Long-term projects. A sweater that takes months benefits from persistence and session history. You can see you last worked on it Tuesday, you were on row 47, the next decrease is at row 52. A clicker tells you “47” and nothing else.
KnitTools is being built for Android and combines tap counting with undo, row reminders, multiple counters per project, and session tracking. Core counter and project data are planned around local project data.
The combination approach
Plenty of knitters use both. Clicker for the travel sock, app for the sweater at home. No rule says you have to pick one system for everything.
The practical question: does this project need more than a single count? If yes, digital. If no, use whichever you prefer. Some knitters keep the clicker for in-row stitch counting (every five stitches across a long cast-on, for example) and the app for row tracking, which actually plays to each tool’s strength.
FAQ
Do row counter apps work offline? Some do, some don’t. Apps that store data locally work offline. Cloud-based apps may need a connection. Check before relying on one at a cabin or on a flight. KnitTools is planned around local project and counter data for core features.
Can I use my smartwatch as a row counter?
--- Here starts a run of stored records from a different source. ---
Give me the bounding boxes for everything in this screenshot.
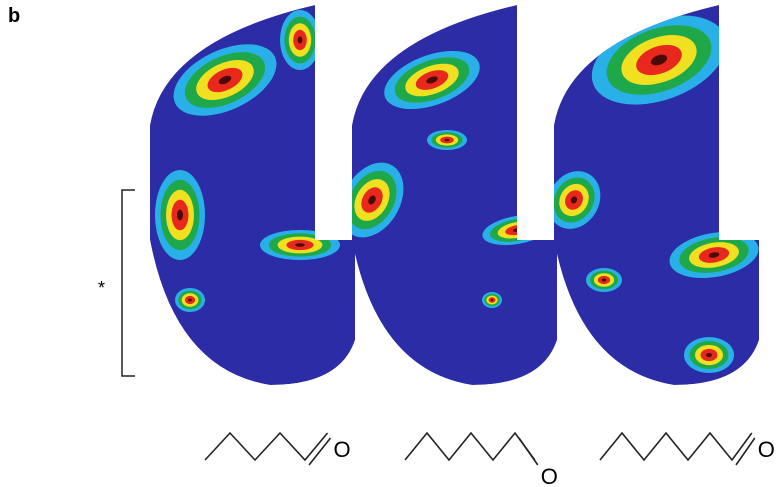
double-bond — [308, 437, 332, 466]
map-layer — [554, 5, 759, 385]
activity-blob — [444, 138, 450, 142]
activity-map — [352, 5, 557, 385]
activity-blob — [188, 298, 192, 302]
atom-label: O — [758, 437, 775, 462]
activity-blob — [295, 243, 305, 247]
bracket — [121, 189, 135, 377]
bond — [404, 431, 536, 462]
bracket-label: * — [98, 278, 105, 298]
activity-blob — [706, 352, 712, 358]
map-layer — [150, 5, 355, 385]
activity-blob — [650, 54, 668, 66]
double-bond — [518, 437, 539, 466]
activity-blob — [708, 252, 720, 258]
atom-label: O — [334, 437, 351, 462]
atom-label: O — [541, 464, 558, 487]
activity-map — [150, 5, 355, 385]
bond — [204, 431, 329, 462]
activity-blob — [218, 75, 232, 85]
activity-blob — [368, 195, 376, 205]
map-layer — [352, 5, 557, 385]
double-bond — [735, 437, 756, 466]
bond — [599, 431, 753, 462]
activity-blob — [177, 209, 183, 221]
activity-blob — [490, 299, 494, 301]
activity-map — [554, 5, 759, 385]
activity-blob — [426, 76, 438, 84]
activity-blob — [601, 278, 607, 282]
panel-label: b — [8, 5, 20, 27]
activity-blob — [297, 36, 303, 44]
activity-blob — [570, 196, 578, 204]
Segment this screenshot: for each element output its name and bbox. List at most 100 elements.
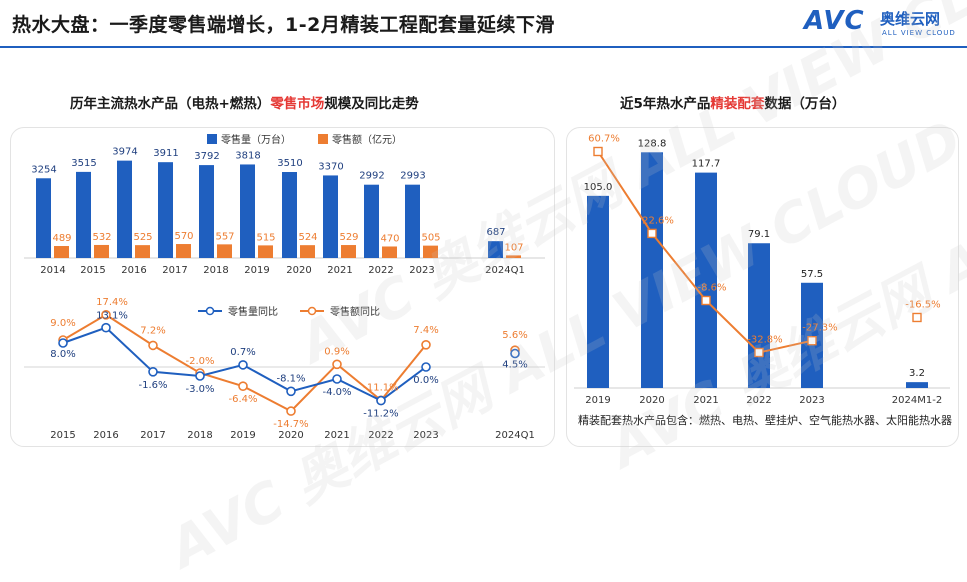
data-point: [807, 335, 817, 346]
x-tick-label: 2019: [230, 430, 255, 441]
data-point: [376, 395, 386, 406]
data-label: 0.9%: [324, 346, 349, 357]
data-point: [421, 339, 431, 350]
data-label: 470: [380, 233, 399, 244]
data-point: [286, 406, 296, 416]
bar-retail-value: [506, 255, 521, 258]
data-label: 2993: [400, 171, 425, 182]
data-label: -8.1%: [276, 373, 305, 384]
x-tick-label: 2023: [413, 430, 438, 441]
x-tick-label: 2022: [368, 430, 393, 441]
data-label: -8.6%: [697, 282, 726, 293]
x-tick-label: 2021: [324, 430, 349, 441]
data-label: 505: [421, 233, 440, 244]
data-point: [593, 146, 603, 157]
data-point: [195, 371, 205, 381]
bar-supply-volume: [641, 152, 663, 388]
x-tick-label: 2016: [93, 430, 118, 441]
x-tick-label: 2019: [585, 395, 610, 406]
data-label: 3792: [194, 151, 219, 162]
data-point: [647, 228, 657, 239]
data-label: 557: [215, 231, 234, 242]
avc-logo: AVC: [804, 6, 865, 36]
x-tick-label: 2023: [409, 265, 434, 276]
bar-retail-value: [382, 246, 397, 258]
x-tick-label: 2024M1-2: [892, 395, 942, 406]
left-title-pre: 历年主流热水产品（电热+燃热）: [70, 96, 271, 112]
x-tick-label: 2018: [203, 265, 228, 276]
left-title-highlight: 零售市场: [270, 96, 325, 112]
bar-supply-volume: [801, 282, 823, 388]
data-label: -32.8%: [747, 335, 782, 346]
bar-retail-volume: [405, 184, 420, 258]
x-tick-label: 2022: [746, 395, 771, 406]
bar-retail-volume: [117, 160, 132, 258]
data-label: -1.6%: [138, 380, 167, 391]
data-label: 57.5: [801, 269, 823, 280]
data-label: -4.0%: [322, 387, 351, 398]
bar-retail-volume: [76, 171, 91, 258]
data-label: 4.5%: [502, 360, 527, 371]
avc-logo-en: ALL VIEW CLOUD: [882, 29, 956, 37]
x-tick-label: 2016: [121, 265, 146, 276]
data-label: -6.4%: [228, 394, 257, 405]
right-section-title: 近5年热水产品精装配套数据（万台）: [620, 92, 845, 112]
legend-marker: [205, 306, 215, 316]
bar-supply-volume: [906, 382, 928, 388]
bar-retail-volume: [364, 184, 379, 258]
header: 热水大盘：一季度零售端增长，1-2月精装工程配套量延续下滑 AVC 奥维云网 A…: [0, 0, 967, 50]
data-label: -14.7%: [273, 419, 308, 430]
x-tick-label: 2015: [80, 265, 105, 276]
data-label: 79.1: [748, 229, 770, 240]
data-label: -16.5%: [905, 299, 940, 310]
data-point: [286, 386, 296, 397]
bar-retail-value: [94, 244, 109, 258]
data-label: 8.0%: [50, 349, 75, 360]
data-label: 525: [133, 232, 152, 243]
data-label: 532: [92, 232, 111, 243]
data-label: -2.0%: [185, 356, 214, 367]
x-tick-label: 2022: [368, 265, 393, 276]
data-label: -3.0%: [185, 384, 214, 395]
data-label: 515: [256, 232, 275, 243]
x-tick-label: 2017: [162, 265, 187, 276]
bar-supply-volume: [587, 195, 609, 388]
bar-retail-volume: [199, 165, 214, 258]
bar-retail-volume: [282, 172, 297, 258]
data-point: [148, 366, 158, 377]
data-label: 570: [174, 231, 193, 242]
data-label: 9.0%: [50, 318, 75, 329]
left-title-post: 规模及同比走势: [324, 96, 419, 112]
x-tick-label: 2020: [286, 265, 311, 276]
bar-retail-value: [300, 245, 315, 258]
bar-retail-value: [423, 245, 438, 258]
x-tick-label: 2020: [278, 430, 303, 441]
right-title-highlight: 精装配套: [710, 96, 765, 112]
header-divider: [0, 46, 967, 48]
bar-retail-volume: [240, 164, 255, 258]
data-point: [510, 348, 520, 359]
legend-label: 零售量（万台）: [221, 133, 291, 146]
data-label: 3515: [71, 158, 96, 169]
data-point: [58, 338, 68, 348]
legend-swatch: [207, 134, 217, 144]
page-title: 热水大盘：一季度零售端增长，1-2月精装工程配套量延续下滑: [12, 14, 555, 36]
legend-marker: [307, 306, 317, 316]
data-label: 3370: [318, 161, 343, 172]
data-label: 3818: [235, 150, 260, 161]
bar-retail-value: [258, 245, 273, 258]
bar-supply-volume: [695, 172, 717, 388]
data-label: 117.7: [692, 159, 721, 170]
right-title-post: 数据（万台）: [764, 96, 846, 112]
data-label: -27.3%: [802, 323, 837, 334]
data-label: 489: [52, 233, 71, 244]
retail-bar-chart: 零售量（万台） 零售额（亿元） 3254 489 2014 3515 532 2015 3974…: [24, 133, 950, 441]
data-label: 2992: [359, 171, 384, 182]
data-label: -11.1%: [363, 382, 398, 393]
data-label: 687: [486, 227, 505, 238]
x-tick-label: 2024Q1: [485, 265, 525, 276]
data-point: [701, 295, 711, 306]
data-label: 7.4%: [413, 325, 438, 336]
data-label: 3254: [31, 164, 56, 175]
data-label: 60.7%: [588, 133, 620, 144]
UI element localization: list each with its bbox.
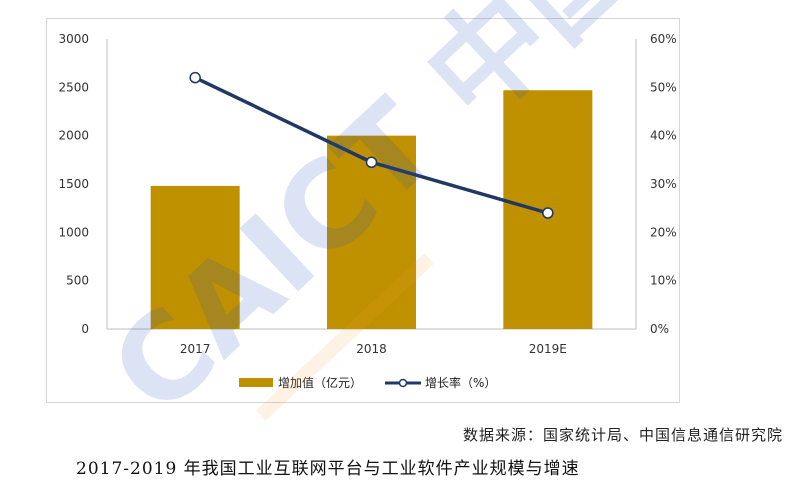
y-left-tick-label: 500	[66, 274, 89, 288]
chart-frame: 0 500 1000 1500 2000 2500 3000 0% 10% 20% 30% 40% 50…	[46, 18, 680, 403]
y-right-tick-label: 40%	[650, 129, 677, 143]
y-right-tick-label: 10%	[650, 274, 677, 288]
x-tick-label: 2019E	[529, 342, 567, 356]
growth-point-2017	[189, 71, 201, 84]
source-note: 数据来源：国家统计局、中国信息通信研究院	[462, 426, 783, 444]
y-left-tick-label: 1000	[58, 225, 89, 239]
legend-swatch-bar	[239, 378, 273, 387]
y-left-tick-label: 2500	[58, 80, 89, 94]
y-left-tick-label: 2000	[58, 129, 89, 143]
combo-chart: 0 500 1000 1500 2000 2500 3000 0% 10% 20% 30% 40% 50…	[58, 32, 677, 390]
y-right-tick-label: 60%	[650, 32, 677, 46]
legend-label-bar: 增加值（亿元）	[278, 375, 362, 390]
x-tick-label: 2017	[180, 342, 211, 356]
y-right-tick-label: 20%	[650, 225, 677, 239]
bar-2017	[150, 185, 240, 329]
x-tick-label: 2018	[356, 342, 387, 356]
growth-point-2019E	[542, 207, 554, 219]
y-left-tick-label: 0	[81, 322, 89, 336]
y-right-tick-label: 30%	[650, 177, 677, 191]
growth-point-2018	[365, 156, 378, 168]
y-left-tick-label: 1500	[58, 177, 89, 191]
legend-swatch-marker	[398, 378, 408, 388]
y-right-tick-label: 50%	[650, 80, 677, 94]
y-right-tick-label: 0%	[650, 322, 669, 336]
y-left-tick-label: 3000	[58, 32, 89, 46]
figure-caption: 2017-2019 年我国工业互联网平台与工业软件产业规模与增速	[76, 459, 580, 479]
legend-label-line: 增长率（%）	[425, 375, 496, 390]
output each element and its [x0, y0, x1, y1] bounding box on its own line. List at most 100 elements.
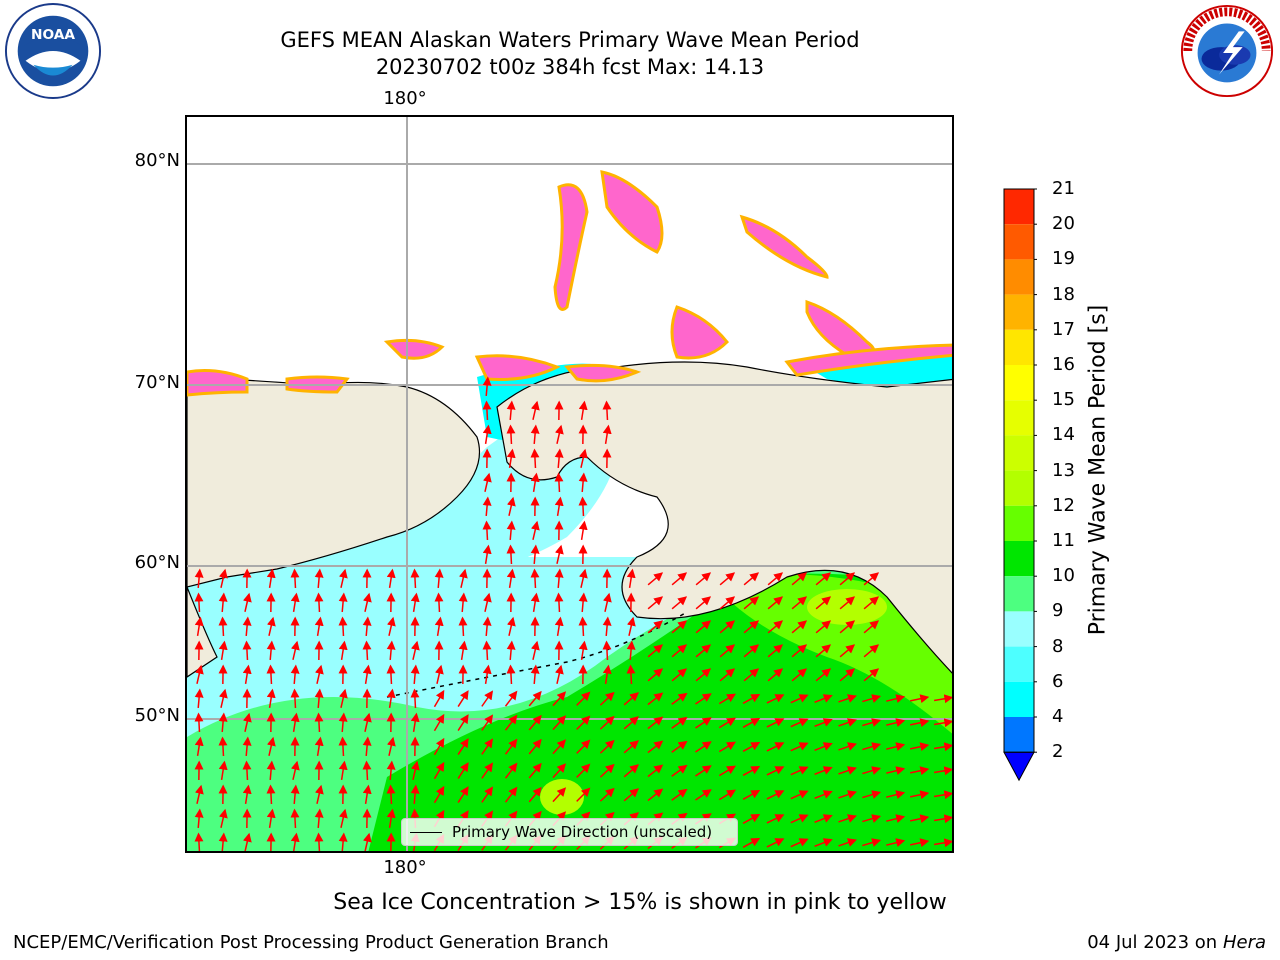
- wave-arrow: [386, 568, 396, 589]
- wave-arrow: [482, 472, 492, 492]
- wave-arrow: [338, 592, 348, 613]
- wave-arrow: [434, 568, 444, 589]
- wave-arrow: [626, 640, 636, 661]
- wave-arrow: [457, 690, 469, 707]
- wave-arrow: [576, 715, 591, 730]
- wave-arrow: [504, 786, 518, 803]
- wave-arrow: [266, 640, 276, 661]
- colorbar-segment: [1004, 611, 1034, 647]
- wave-arrow: [338, 808, 348, 828]
- wave-arrow: [290, 832, 300, 851]
- wave-arrow: [791, 668, 808, 682]
- wave-arrow: [791, 572, 808, 586]
- wave-arrow: [838, 694, 857, 703]
- wave-arrow: [314, 808, 324, 829]
- colorbar-tick-label: 4: [1052, 706, 1064, 727]
- wave-arrow: [482, 496, 492, 517]
- wave-arrow: [528, 714, 542, 731]
- wave-arrow: [194, 784, 204, 804]
- wave-arrow: [719, 668, 736, 682]
- wave-arrow: [434, 664, 444, 684]
- wave-arrow: [623, 764, 639, 778]
- wave-arrow: [242, 832, 252, 851]
- wave-arrow: [530, 520, 540, 540]
- wave-arrow: [362, 712, 372, 732]
- wave-arrow: [482, 376, 492, 397]
- wave-arrow: [434, 616, 444, 637]
- wave-arrow: [695, 741, 712, 753]
- wave-arrow: [767, 596, 784, 610]
- wave-arrow: [719, 596, 736, 610]
- wave-arrow: [814, 814, 833, 823]
- wave-arrow: [695, 693, 712, 705]
- colorbar-tick-label: 8: [1052, 635, 1064, 657]
- wave-arrow: [528, 786, 542, 803]
- aleutian-islands: [386, 611, 688, 698]
- wave-arrow: [578, 472, 588, 493]
- wave-arrow: [530, 568, 540, 589]
- wave-arrow: [671, 740, 688, 753]
- wave-arrow: [814, 694, 833, 703]
- wave-arrow: [218, 736, 228, 757]
- wave-arrow: [862, 790, 882, 799]
- wave-arrow: [815, 620, 832, 634]
- wave-arrow: [554, 496, 564, 517]
- wave-arrow: [218, 616, 228, 637]
- legend-label: Primary Wave Direction (unscaled): [452, 823, 713, 841]
- wave-arrow: [599, 787, 615, 802]
- lat-label-50: 50°N: [134, 705, 180, 726]
- wave-arrow: [719, 620, 736, 634]
- wave-arrow: [314, 784, 324, 804]
- wave-arrow: [862, 742, 882, 751]
- wave-arrow: [504, 738, 518, 755]
- colorbar-tick-label: 18: [1052, 283, 1075, 305]
- colorbar-title: Primary Wave Mean Period [s]: [1085, 304, 1111, 636]
- wave-arrow: [482, 400, 492, 421]
- wave-arrow: [671, 596, 688, 610]
- wave-arrow: [552, 787, 567, 803]
- wave-arrow: [482, 664, 492, 685]
- wave-arrow: [718, 717, 737, 729]
- wave-arrow: [504, 762, 518, 779]
- colorbar-segment: [1004, 435, 1034, 471]
- wave-arrow: [576, 763, 591, 778]
- wave-arrow: [695, 644, 712, 658]
- wave-arrow: [362, 760, 372, 781]
- wave-arrow: [743, 668, 760, 682]
- footer-host: Hera: [1222, 932, 1266, 953]
- wave-arrow: [599, 763, 615, 778]
- wave-arrow: [910, 766, 930, 776]
- wave-arrow: [742, 717, 761, 728]
- lat-label-70: 70°N: [134, 372, 180, 393]
- wave-arrow: [338, 760, 348, 781]
- wave-arrow: [578, 616, 588, 637]
- wave-arrow: [457, 714, 469, 731]
- colorbar-tick-label: 19: [1052, 248, 1075, 270]
- colorbar-segment: [1004, 646, 1034, 682]
- wave-arrow: [767, 668, 784, 682]
- wave-arrow: [910, 814, 930, 824]
- wave-arrow: [433, 737, 445, 756]
- wave-arrow: [386, 688, 396, 709]
- wave-arrow: [695, 717, 712, 729]
- wave-arrow: [242, 712, 252, 732]
- wave-arrow: [194, 664, 204, 684]
- wave-arrow: [718, 789, 737, 801]
- sea-ice-note: Sea Ice Concentration > 15% is shown in …: [333, 890, 947, 915]
- wave-arrow: [410, 568, 420, 589]
- wave-arrow: [506, 568, 516, 589]
- wave-arrow: [194, 616, 204, 637]
- wave-arrow: [791, 620, 808, 634]
- wave-arrow: [742, 813, 761, 824]
- wave-arrow: [386, 640, 396, 661]
- wave-arrow: [790, 694, 809, 704]
- wave-arrow: [410, 592, 420, 613]
- wave-arrow: [314, 712, 324, 733]
- wave-arrow: [338, 832, 348, 851]
- wave-arrow: [815, 668, 832, 682]
- wave-arrow: [814, 718, 833, 727]
- wave-arrow: [433, 785, 445, 804]
- wave-arrow: [886, 766, 906, 775]
- wave-arrow: [814, 838, 833, 847]
- wave-arrow: [242, 592, 252, 612]
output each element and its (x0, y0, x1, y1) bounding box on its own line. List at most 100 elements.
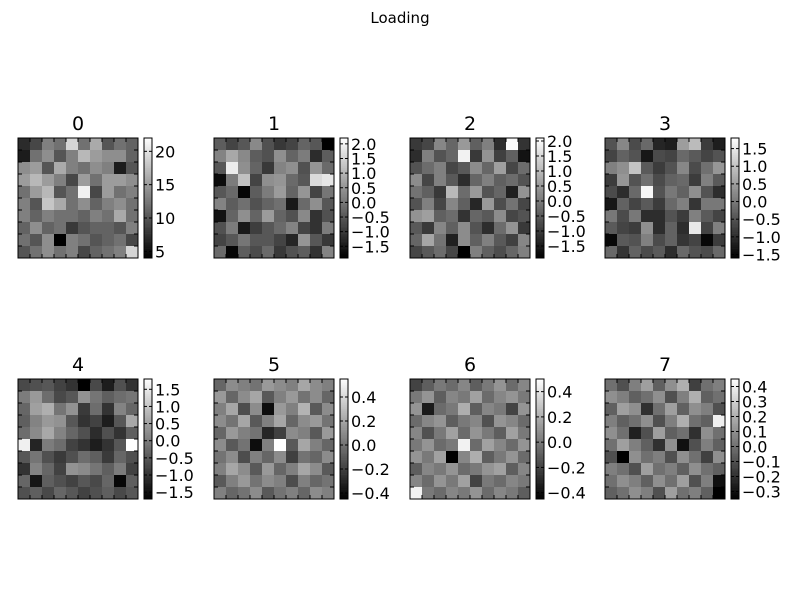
colorbar-segment (731, 235, 739, 238)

Some knitting apps offer watch companions, and there are standalone watch counter apps. Small screen, but the counter is literally on your wrist. Worth trying if you already wear one while knitting. Tapping a watch face is also less disruptive than picking up the phone.
Are there row counters that work with circular needles? Pendant-style counters hang from a stitch marker or clip to the project. They work with any needle type. Best physical option if circulars are your main needles. Some knitters also use a removable stitch marker plus tally marks on paper, which costs nothing and never resets accidentally.
What about LED finger counters? The little ring counters sold for golf or tasbih prayer beads work fine for knitting, too. Single button, increments by one, usually a reset. No reverse, no memory between projects, but they’re hands-free in a way the barrel isn’t, and they fit on any needle size since they don’t touch the needle at all.